Council Subcommittee Reports

  • Behavioral Health: received reports on the BHP and KidCare, the Anthem PC integrative pilot and will continue to identify steps that can be taken to ensure integration of BH and other HUSKY services, and more immediate steps to improve outpatient access.
  • Consumer Access:  the SC met in December; will request clarification from DSS on the State program policy on sharing HUSKY member address changes, member documentation required for eligibility for HUSKY A or B, and the member and health facility responsibility for the HUSKY member’s outstanding medical bills, in particular those related to retroactive Medicaid FFS payments.
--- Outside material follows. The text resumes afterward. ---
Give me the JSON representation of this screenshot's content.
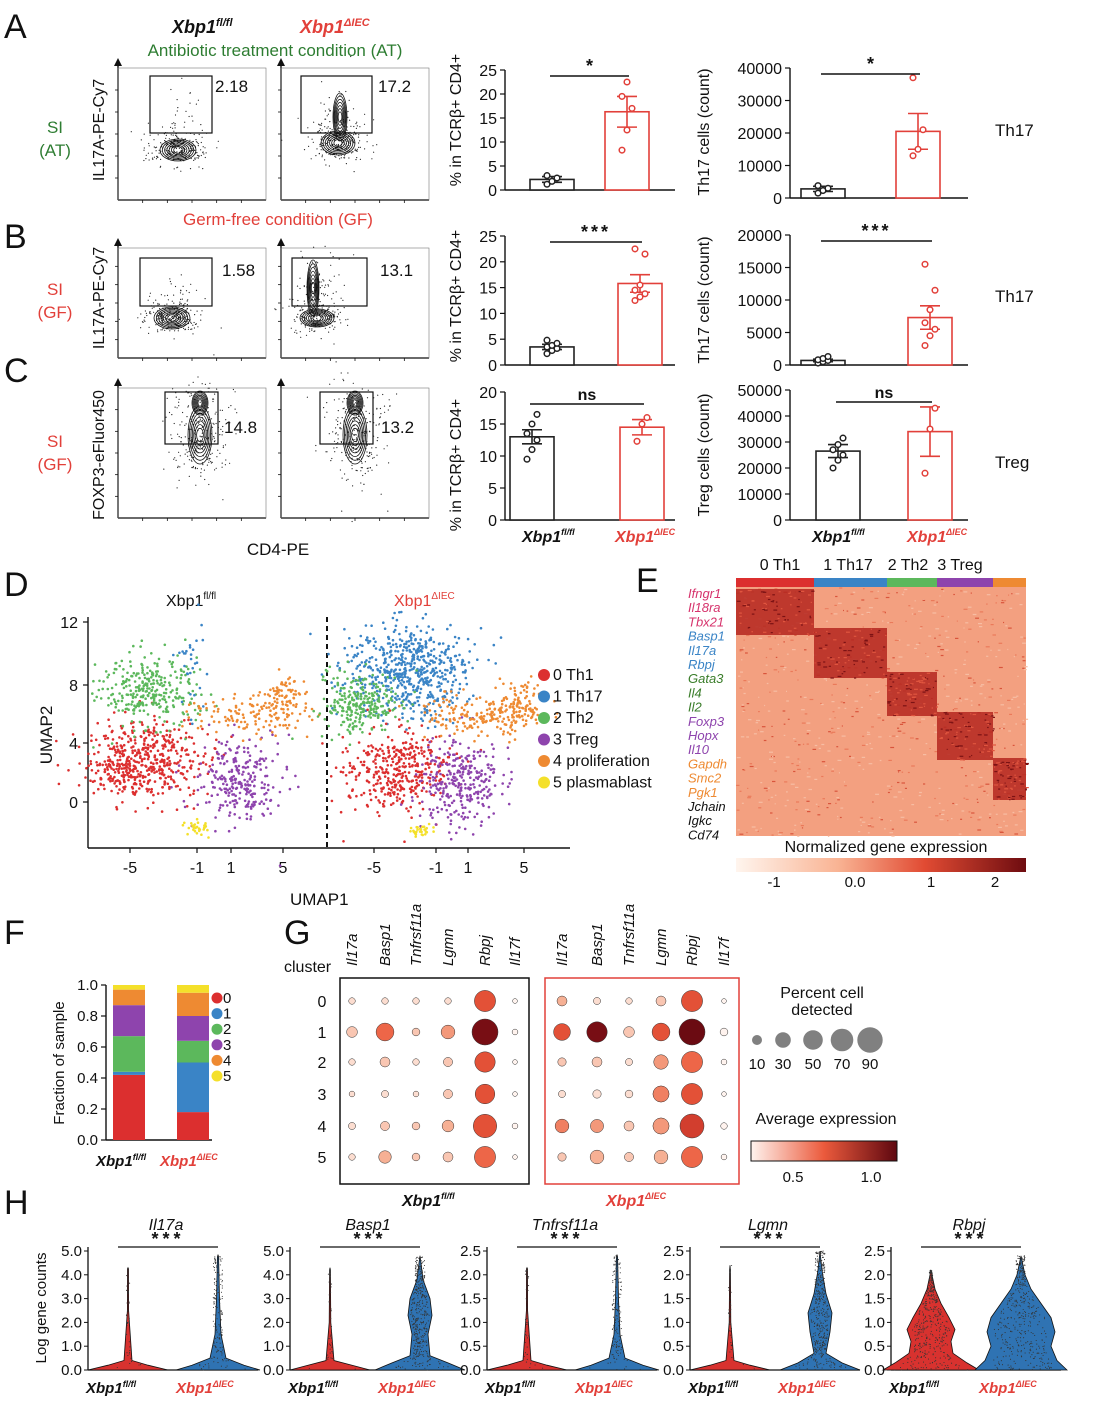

The focus of the SC will be on local problem resolution of health care access.
  • Public Health: the focus has been on the proposed dental carve-out and State Employee linkage, discussions with the DPH on existing public health dental programs and opportunities for public health service costs for HUSKY members be addressed by the HUSKY dental subcontractors.
  • Quality Assurance: the final report from the Adolescent EPSDT work group will be sent to the SC in February and with approval from the SC, to the Council.  A time-limited work group will meet to clarify and identify the access process for obesity-related services in the HUSKY A & B program, beginning January 15th, 5:30 PM at CHA, Wallingford.

 

 

Council Recommendations to the Department of Social Services

The Medicaid Council made recommendations to the Department of Social Services in keeping with the legislative mandate to advise the DSS on the administrative and service components of the HUSKY Part A & B program.  The Council, while recognizing the erosion of agency administrative resources and the challenges of increasing program costs, made the following recommendations:

 
  • As the Agency responsible for the improvement of EPSDT service utilization, it was recommended the DSS:
    • Consider the past Council recommendation that DSS and the MCOs develop specific action plans for the incremental, sustained increases in EPSDT ratios across age groups.
    • Partner with the CT Chapter of American Academy of Pediatrics, Family Practice, other provider associations, the DPH and Education to identify interventions that will improve the utilization of preventive EPSDT visits.
    • Identify and report on a regular basis patterns of health care utilization among HUSKY member that do not have EPSDT screens compared to those that receive EPSDT screens, focusing on the use of more costly services.
  • Present prenatal care data on a regular reporting schedule in order to track the potential impact of funding changes to the statewide Healthy Start programs.
  • Continue to link DPH and HUSKY birth data, with annual reports to the Council that may include questions raised by the Council/subcommittees.
  • The Department, if possible, make BH utilization reports available earlier than the 180 day reporting lag in order to have more timely identification of improvements/problems.
  • The DCF would welcome the collaboration of DSS and MCOs in implementing the new DCF initiative to reduce the incidence of ‘shaken 'baby syndrome' in the HUSKY program.
  • In the MCO financial reports, the DSS is requested to:
    • Include the percentage of rejected versus adjudicated claims in future claims inventory reports.  This report would be part of the HUSKY MCO July 2003 contract provisions.
    • Include BH reinsurance dollars in the subcontractor expense/revenue reports.
    • The DSS work with the MCOs to resolve non-uniform HUSKY identifies and reduce the EDS lag time from 60 days in notifying MCOs of member eligibility or plan changes.
  • While prescription costs continue to escalate in the Medicaid programs, implementation of HUSKY formulary and quarterly changes in these formularies are complicated by communication problems among the MCO & their Pharmacy Benefit Managers (PBM), clients, health practitioners, local pharmacies and the State agencies that have HUSKY members.  Suggestions to DSS included: 1) convening a forum of practitioners, MCOs (& their PBMs) and pharmacies to identify and resolve barriers to medication access, 2) work with DPH to involve community-based grass roots organizations in informing members of the process to obtain medication, and 3) the DSS continue to closely monitor policy compliance and contractual provisions related to formularies in the HUSKY programs.